双子の結婚、その夜① ~闘神と風の双子~
その日の夜、シャンテは自分の寝室に風の双子と一緒にいた。
アルシードは最初に言った条件を、本当に冗談では済まさなかった。
条件はオルムトの戦士たちの前で宣言され、その結末を彼らが見届けた。証人がいる以上、誓いは果たさねばならない。
結果、カルシェンはラウラを、クムシェンはルルウを選び、その日のうちに婚礼を上げてしまったのだ。
この突然の決定に、当然のことながら、両者ともに特別に用意する婚礼服はない。持っている服の中でルマナの正装に近い衣装で代用した。
長に引き続き、護衛の戦士までもが神聖な儀式をないがしろにしていると、オルムトの年配者たちは大いに嘆いていたが、当の本人たちはそれどころではなかった。
火の双子が話しかけると風の双子は無視をする。近づこうとすると歯をむき出して威嚇する。何故か火の双子はさらに近寄り、風の双子がじりじりと後退る。

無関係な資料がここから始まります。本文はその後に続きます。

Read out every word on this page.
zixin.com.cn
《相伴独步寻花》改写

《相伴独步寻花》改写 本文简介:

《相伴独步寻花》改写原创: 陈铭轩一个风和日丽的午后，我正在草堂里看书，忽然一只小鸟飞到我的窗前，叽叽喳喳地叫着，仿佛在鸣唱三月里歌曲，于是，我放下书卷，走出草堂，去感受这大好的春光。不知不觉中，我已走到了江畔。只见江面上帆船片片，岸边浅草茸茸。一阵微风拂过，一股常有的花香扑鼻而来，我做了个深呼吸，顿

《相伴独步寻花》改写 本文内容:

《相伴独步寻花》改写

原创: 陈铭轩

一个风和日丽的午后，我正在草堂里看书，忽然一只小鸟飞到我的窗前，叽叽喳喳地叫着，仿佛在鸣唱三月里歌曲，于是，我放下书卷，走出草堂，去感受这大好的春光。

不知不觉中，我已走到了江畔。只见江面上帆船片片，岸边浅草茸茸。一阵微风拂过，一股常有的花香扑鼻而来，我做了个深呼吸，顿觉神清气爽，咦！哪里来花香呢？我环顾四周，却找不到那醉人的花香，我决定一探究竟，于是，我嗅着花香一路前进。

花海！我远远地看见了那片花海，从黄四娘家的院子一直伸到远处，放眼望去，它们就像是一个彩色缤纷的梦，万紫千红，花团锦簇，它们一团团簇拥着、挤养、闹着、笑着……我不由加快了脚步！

始終そんな調子だ。結婚式の間もずっとである。喧嘩にはならなかったものの、誰の目から見ても一触即発の状態であった。
「二人とも、本当にこれでよかったのか?」
髪を解いてもらいながら、シャンテは二人に尋ねた。結婚式が済んでしまった後に言うことではないとわかってはいるものの、言わずにはいられなかった。
「いいんです」
「決めたことですから」
後ろから聞こえる二人の声はさっぱりしている。先ほどまでの火の双子に対する態度は、今はない。機嫌は悪くない。どちらかというといい方だろう。
本当ならフーロウの若者と結婚し、家庭を築いていたはずだ。二人はシャンテの輿入れのために、フーロウを出た。主であるシャンテは二人を、二人の両親と長である兄から預かっているのだ。二人の意思がないがしろにされることだけは嫌だった。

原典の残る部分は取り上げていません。